What Isn’t Working But
To be totally trustworthy concerning the limits of this argument: a lot of the structural-debt proof is early. “Extra Code, Much less Reuse” is one research, not a consensus, and replication throughout extra codebases and longer time horizons would meaningfully change how a lot weight it deserves. The RLHF-driven clarification for the inversion is the authors’ proposed mechanism.
Extra of an interpretation fairly than a longtime reality. The defect-rate figures traced to CodeRabbit’s revealed report and the comfort-assumption numbers are traced to Anthropic’s personal weblog submit about its personal product, however each are distributors promoting AI evaluate with a direct stake within the outcome, so these numbers deserve the identical scrutiny as any benchmark revealed by an organization measuring its personal software.

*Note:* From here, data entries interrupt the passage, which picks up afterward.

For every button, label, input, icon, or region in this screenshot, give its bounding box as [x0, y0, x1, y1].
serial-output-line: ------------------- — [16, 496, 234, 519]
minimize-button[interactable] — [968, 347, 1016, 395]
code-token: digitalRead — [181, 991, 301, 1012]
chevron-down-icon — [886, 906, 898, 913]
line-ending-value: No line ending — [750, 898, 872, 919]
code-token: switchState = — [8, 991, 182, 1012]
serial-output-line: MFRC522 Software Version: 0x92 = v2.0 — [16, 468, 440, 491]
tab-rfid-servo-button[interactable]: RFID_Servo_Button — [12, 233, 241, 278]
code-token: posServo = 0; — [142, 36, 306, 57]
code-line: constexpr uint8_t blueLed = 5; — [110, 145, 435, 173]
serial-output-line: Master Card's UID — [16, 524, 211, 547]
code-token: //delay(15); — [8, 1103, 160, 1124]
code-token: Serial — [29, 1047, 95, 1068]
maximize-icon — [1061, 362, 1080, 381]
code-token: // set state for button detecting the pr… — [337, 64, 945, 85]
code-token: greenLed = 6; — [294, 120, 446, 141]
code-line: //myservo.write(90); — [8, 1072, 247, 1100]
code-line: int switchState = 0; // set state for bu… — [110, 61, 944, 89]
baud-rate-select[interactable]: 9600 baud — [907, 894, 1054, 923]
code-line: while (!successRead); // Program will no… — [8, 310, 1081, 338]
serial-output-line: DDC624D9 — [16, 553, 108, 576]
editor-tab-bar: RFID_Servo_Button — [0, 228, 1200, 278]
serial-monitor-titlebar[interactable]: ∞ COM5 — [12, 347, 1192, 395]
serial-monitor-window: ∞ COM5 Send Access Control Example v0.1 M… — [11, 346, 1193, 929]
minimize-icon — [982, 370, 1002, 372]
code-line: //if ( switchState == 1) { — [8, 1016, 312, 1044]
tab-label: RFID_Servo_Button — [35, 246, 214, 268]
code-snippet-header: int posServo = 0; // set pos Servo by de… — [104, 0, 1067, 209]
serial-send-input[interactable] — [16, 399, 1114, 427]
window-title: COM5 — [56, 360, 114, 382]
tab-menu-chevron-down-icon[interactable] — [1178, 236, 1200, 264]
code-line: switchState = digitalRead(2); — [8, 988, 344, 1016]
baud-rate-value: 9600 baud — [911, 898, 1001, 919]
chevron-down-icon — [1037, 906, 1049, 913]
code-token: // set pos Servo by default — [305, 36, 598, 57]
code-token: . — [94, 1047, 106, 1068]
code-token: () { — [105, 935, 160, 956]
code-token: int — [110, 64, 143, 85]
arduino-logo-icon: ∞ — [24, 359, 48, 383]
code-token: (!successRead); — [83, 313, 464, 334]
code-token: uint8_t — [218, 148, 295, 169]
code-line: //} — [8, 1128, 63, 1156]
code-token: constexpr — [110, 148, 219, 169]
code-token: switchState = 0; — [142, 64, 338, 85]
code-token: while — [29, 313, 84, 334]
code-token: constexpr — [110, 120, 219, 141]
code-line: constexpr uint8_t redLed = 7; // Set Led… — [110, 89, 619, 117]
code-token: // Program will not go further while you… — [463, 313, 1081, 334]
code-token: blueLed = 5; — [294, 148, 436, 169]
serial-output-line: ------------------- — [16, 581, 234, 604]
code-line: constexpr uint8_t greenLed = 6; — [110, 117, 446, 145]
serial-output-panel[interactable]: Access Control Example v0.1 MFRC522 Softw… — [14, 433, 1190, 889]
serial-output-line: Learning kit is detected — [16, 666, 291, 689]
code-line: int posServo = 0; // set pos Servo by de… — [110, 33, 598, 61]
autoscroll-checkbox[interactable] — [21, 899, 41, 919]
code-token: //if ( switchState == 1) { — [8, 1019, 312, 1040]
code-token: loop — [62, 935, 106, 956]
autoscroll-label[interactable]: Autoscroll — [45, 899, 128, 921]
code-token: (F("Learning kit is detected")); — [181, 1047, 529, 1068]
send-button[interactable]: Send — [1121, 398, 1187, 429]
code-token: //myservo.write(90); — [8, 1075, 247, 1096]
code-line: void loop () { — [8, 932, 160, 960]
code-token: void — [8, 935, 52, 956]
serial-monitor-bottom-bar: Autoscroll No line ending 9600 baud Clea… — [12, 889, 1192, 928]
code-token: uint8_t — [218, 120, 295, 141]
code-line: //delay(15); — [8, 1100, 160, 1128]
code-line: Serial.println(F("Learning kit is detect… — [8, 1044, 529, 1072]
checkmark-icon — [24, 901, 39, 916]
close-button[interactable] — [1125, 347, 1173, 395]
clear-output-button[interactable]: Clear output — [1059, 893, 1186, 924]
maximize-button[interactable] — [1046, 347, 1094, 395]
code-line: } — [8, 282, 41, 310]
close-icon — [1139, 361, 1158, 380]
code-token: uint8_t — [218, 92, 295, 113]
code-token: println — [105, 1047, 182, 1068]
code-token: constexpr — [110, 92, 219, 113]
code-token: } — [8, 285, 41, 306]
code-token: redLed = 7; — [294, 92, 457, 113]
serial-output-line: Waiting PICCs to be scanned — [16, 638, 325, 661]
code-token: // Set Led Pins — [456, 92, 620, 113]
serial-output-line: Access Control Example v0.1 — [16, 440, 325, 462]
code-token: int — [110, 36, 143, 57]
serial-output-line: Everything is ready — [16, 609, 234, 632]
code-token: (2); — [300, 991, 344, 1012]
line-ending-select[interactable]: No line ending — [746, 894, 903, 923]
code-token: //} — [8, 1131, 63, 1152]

The review-agent instruments criticized implicitly on this piece, CodeRabbit, Copilot Overview, and Claude Code Overview, are additionally probably the most believable path to ultimately closing the hole they’re presently obscuring; dismissing them wholesale can be its personal sort of overcorrection.
The trustworthy place is that the tooling is forward of the measurement, in each instructions. Anybody making assured claims about AI code evaluate proper now, this essay included, is working with much less certainty than the tone of the controversy suggests.
What to Do With This Now
- Cease treating “evaluate agent accepted it” as a top quality sign equal to a human sign-off. Use it as a triage filter, not a last gate, particularly on code that touches shared modules or will get reused throughout companies.
- Instrument for duplication and structural drift instantly, not simply defect counts. A evaluate course of measuring “bugs caught” is blind to the failure mode described right here by design.
- Set an specific coverage for zero-review merges, and audit in opposition to it quarterly. In case your org doesn’t know its present zero-review merge price, that’s the primary quantity to get, earlier than including one other evaluate software.
- Reserve human reviewer consideration for architectural and cross-cutting modifications, not line-level scanning. That’s the place the AI evaluate brokers are weakest and the place structural debt really accumulates.
- Deal with review-agent vendor metrics (merge time, defect-flag price) as advertising claims till validated in opposition to your individual manufacturing incident knowledge, not as proof that the bottleneck is solved.
Code evaluate was constructed for a world the place the availability of code was bounded by how briskly an individual might write it. That world is over, and the instruments constructed to maintain tempo with the brand new one are actual, working, and nonetheless measuring the flawed factor. The queue received quicker. Whether or not it received safer is a separate query, and proper now, no one’s confidence is sweet proof both approach.